More than 75 textile leaders gathered at this year’s Outlook® Conference to hear updates on the economy and the top issues facing the industry. The Outlook conference is organized by the U.S. Industrial & Narrow Fabric Institute and the Military Division of the Advanced Textiles Association. This year’s conference was held May 5-7 at the Wild Dunes Resort in Isle of Palms, S.C.

Military Morning

Outlook 2024 kicked off with the Military Morning and a new feature—a townhall discussion of the issues facing companies working in the military segment. Participants said some of the top challenges they are dealing with right now are labor challenges and the “feast or famine” nature of producing military products. For example, several attendees noted that there is good demand internationally right now because of ongoing fighting in other parts of the world, but less so domestically.

Other features of Military Morning included an update on the U.S. military budget from Ron Houle, founder and president of Pivot Step Consultants. He noted that while a lot has changed—war in Gaza, Red Sea shipping challenges—many of the issues, such as the war in Ukraine, continue. The ongoing use of continuing resolutions by the U.S. Congress rather than passing a full budget also make it difficult to plan on increased spending, he said.

Attendees also heard from Lisa Marie Vivino from the Defense Logistics Agency, the government agency that manages the defense supply chain for the U.S. military. Vivino discussed the new Economic Piece Index Clause in procurement contracts, which is tied directly to material costs from the BLS index. The clause is designed to make sure prices go up or down based on current costs to help account for inflation, but she did acknowledge that the index doesn’t include labor costs, a significant area of concern for textile manufacturers.

Vivino also said that DLA envisions a “PFAS-free future” at some point. She urged attendees to continue to work to remove PFAS from their products, while noting the current challenges in doing so.

Leadership Development

Popular Outlook speaker Dr. Melissa Furman returned this year with a general session on Navigating the Future Landscape of Business, followed by breakout sessions on leadership development.

Successful companies and leaders, Furman said, are always thinking about the future rather than focusing on the past or present. Embracing adaptability as a leader and an organization are only becoming more important as the world changes at a rapid pace. Work, the workforce and the workplace are all changing and successful leaders have to have a positive outlook about change.

Furman identified five key characteristics for leaders to develop individual adaptability:

  • Grit
  • Mental flexibility
  • A mindset that change is positive
  • Resilience
  • The ability to unlearn and let go of previous knowledge

It’s also important for employees to see and feel that companies are adaptable and demonstrate these five characteristics:

  • Company support for their wellbeing
  • Emotional health
  • Team support
  • Work environment
  • Management of work stress

Policy & industry updates

Attendees also heard from several other speakers offering the latest on some of the key issues impacting the industry.

Sara Beatty, president of Whitehaven Trade Advisors, presented an update on Washington policy and advocacy efforts by the USINFI.

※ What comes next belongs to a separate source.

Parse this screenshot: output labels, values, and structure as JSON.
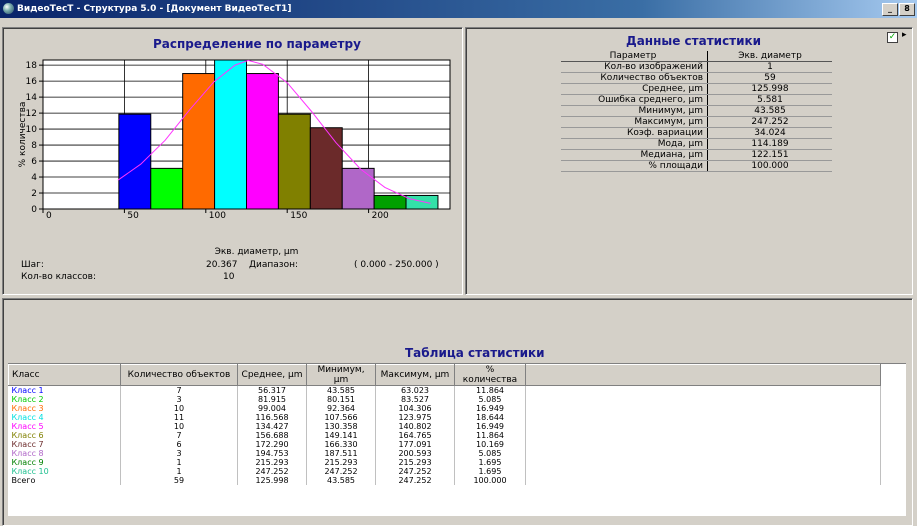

Those efforts are highlighted by the recent Advocacy Days in March but continue throughout the year. Some of the top issues USINFI is currently working on include protecting the Berry Amendment, supporting action on de minimis and other trade issues, and urging a science-based approach to regulation of PFAS.

Roger Tutterow, Ph.D., professor of economics at Kennesaw State University, returned to Outlook again this year as well. In his economic update, he noted that the chance of a recession is still there, even if it doesn’t seem as likely as it did a year ago.

The labor market continues to be challenging as well. As much as people may be tired of hearing about COVID, it’s impossible to deny the impact it has had on the labor situation, he said.

“You can’t lose 22 million jobs and not expect to feel the results for several years,” he said.

The job surplus is shrinking, though. In 2021, there were about 12.2 million open jobs in the United States, compared to 8.4 million now. The U.S. averages about 7 million openings in good economic times, and that difference could be made up by the roughly 2 million people who still aren’t in the workforce.

Outlook 2025 dates and location will be announced soon.